Alors que la mission du duo Obasanjo-Mkapa paraît avoir déblayé un peu plus le terrain d'un possible dialogue entre Kinshasa et le CNDP, le général dissident Laurent Nkunda y est revenu avec des menaces de relance de la guerre. « S'il n'y a pas de négociation, disons qu'il y aura la guerre », a-t-il lâché aussitôt après s'être entretenu samedi avec Olusegun Obasanjo. « Je pense que la bonne voie est de négocier.
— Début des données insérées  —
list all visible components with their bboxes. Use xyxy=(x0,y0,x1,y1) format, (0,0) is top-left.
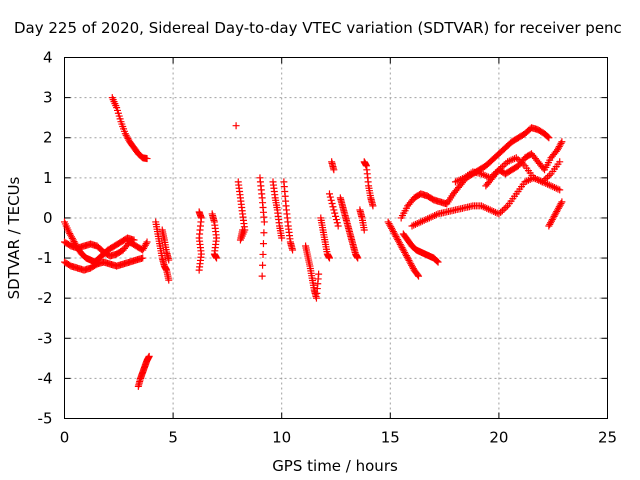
series-arc-s xyxy=(336,194,362,262)
data-point xyxy=(332,216,340,224)
y-tick-label: -4 xyxy=(38,369,53,387)
data-point xyxy=(328,200,336,208)
data-point xyxy=(332,212,340,220)
series-arc-j xyxy=(232,122,240,130)
data-point xyxy=(289,246,297,254)
data-point xyxy=(557,139,565,147)
series-arc-u xyxy=(360,158,377,210)
series-arc-e xyxy=(134,352,153,390)
data-point xyxy=(556,158,564,166)
y-tick-label: 3 xyxy=(43,89,53,107)
y-tick-label: -2 xyxy=(38,289,53,307)
data-point xyxy=(258,272,266,280)
y-tick-label: -5 xyxy=(38,410,53,428)
x-tick-label: 15 xyxy=(381,429,400,447)
data-point xyxy=(354,254,362,262)
data-point xyxy=(165,276,173,284)
series-arc-ab xyxy=(545,198,566,230)
y-tick-label: -1 xyxy=(38,249,53,267)
data-point xyxy=(260,229,268,237)
data-point xyxy=(315,270,323,278)
data-point xyxy=(558,198,566,206)
data-point xyxy=(325,190,333,198)
x-tick-label: 5 xyxy=(168,429,178,447)
data-point xyxy=(142,240,150,248)
data-point xyxy=(433,257,441,265)
series-arc-d xyxy=(108,94,151,163)
data-point xyxy=(558,138,566,146)
data-point xyxy=(414,271,422,279)
data-point xyxy=(326,193,334,201)
series-arc-o xyxy=(302,242,323,302)
data-point xyxy=(143,155,151,163)
y-axis-label: SDTVAR / TECUs xyxy=(5,176,23,299)
axis-ticks: 0 5 10 15 20 25 -5 -4 -3 -2 -1 0 1 2 3 4 xyxy=(38,49,618,447)
data-point xyxy=(232,122,240,130)
data-point xyxy=(333,219,341,227)
data-point xyxy=(259,250,267,258)
data-point xyxy=(278,234,286,242)
chart-title: Day 225 of 2020, Sidereal Day-to-day VTE… xyxy=(14,19,622,37)
data-point xyxy=(213,254,221,262)
data-point xyxy=(434,258,442,266)
data-point xyxy=(545,134,553,142)
data-point xyxy=(329,203,337,211)
data-point xyxy=(334,222,342,230)
series-arc-w xyxy=(399,230,442,266)
series-arc-aa xyxy=(482,138,566,190)
data-point xyxy=(260,218,268,226)
x-tick-label: 10 xyxy=(272,429,291,447)
data-point xyxy=(556,186,564,194)
data-point xyxy=(557,200,565,208)
series-arc-b xyxy=(61,254,147,274)
y-tick-label: 2 xyxy=(43,129,53,147)
series-arc-p xyxy=(317,214,333,262)
data-points xyxy=(61,94,566,390)
data-point xyxy=(325,254,333,262)
data-point xyxy=(544,133,552,141)
x-axis-label: GPS time / hours xyxy=(272,457,398,475)
data-point xyxy=(331,209,339,217)
series-arc-c xyxy=(61,218,138,266)
data-point xyxy=(330,166,338,174)
data-point xyxy=(165,256,173,264)
data-point xyxy=(239,226,247,234)
series-arc-n xyxy=(280,178,297,254)
x-tick-label: 25 xyxy=(598,429,617,447)
data-point xyxy=(143,238,151,246)
data-point xyxy=(145,352,153,360)
data-point xyxy=(330,206,338,214)
series-arc-t xyxy=(356,206,368,234)
series-arc-m xyxy=(269,178,286,242)
series-arc-h xyxy=(195,208,205,274)
data-point xyxy=(369,202,377,210)
y-tick-label: 4 xyxy=(43,49,53,67)
x-tick-label: 0 xyxy=(60,429,70,447)
x-tick-label: 20 xyxy=(489,429,508,447)
grid xyxy=(64,57,608,419)
series-arc-g xyxy=(158,226,173,264)
series-arc-v xyxy=(384,218,423,280)
y-tick-label: 1 xyxy=(43,169,53,187)
plot-frame xyxy=(64,57,608,419)
data-point xyxy=(415,272,423,280)
series-arc-r xyxy=(325,190,342,230)
data-point xyxy=(195,266,203,274)
y-tick-label: 0 xyxy=(43,209,53,227)
series-arc-k xyxy=(234,178,249,244)
data-point xyxy=(259,240,267,248)
data-point xyxy=(130,236,138,244)
data-point xyxy=(259,261,267,269)
data-point xyxy=(327,196,335,204)
y-tick-label: -3 xyxy=(38,329,53,347)
series-arc-i xyxy=(208,210,221,262)
data-point xyxy=(139,254,147,262)
data-point xyxy=(360,226,368,234)
series-arc-q xyxy=(328,158,338,174)
series-arc-l xyxy=(256,174,268,280)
Je sais que l'armée congolaise n'a pas la capacité de se battre, donc elle n'a qu'un choix, la négociation ».

Selon les observateurs, Laurent Nkunda serait très irrité d'apprendre que le gouvernement de Kinshasa poserait, comme préalable à toute négociation, son retour dans le giron du Programme Amani.

« Aujourd'hui, Obasanjo a dit que Kinshasa acceptait le principe des pourparlers, mais sans convenir d'un lieu où nous pourrions nous rencontrer », s'est plaint l'homme fort du CNDP.

Comme pour confirmer le maintien de leur option militaire, Laurent Nkunda et ses troupes se sont emparés jeudi de la localité d'Ishasha, dans le territoire de Masisi. Informés de cette énième rupture du cessez-le-feu, dit-on, Obasanjo aurait vertement interpellé Nkunda, l'accusant de le rendre ridicule dans sa mission de constructeur de la paix.

En ce qui les concerne, des délégués des milices Mai-Mai reçus pendant un cours moment par l'Envoyé spécial de l'Onu se sont plaints de brièveté de l'entretien, ce qui ne leur a pas permis de présenter à l'ancien président nigérian toutes les facettes de leur cahier de charges.

On croit savoir qu'Obasanjo va être obligé de revenir plusieurs fois en RDC, pour des navettes entre Kinshasa et Jomba, avant d'espérer une sortie pacifique de la crise. Des Ong craignent qu'il ne soit trop tard, compte tenu de la précarité de la situation humanitaire qui prévaut dans la partie Est du pays.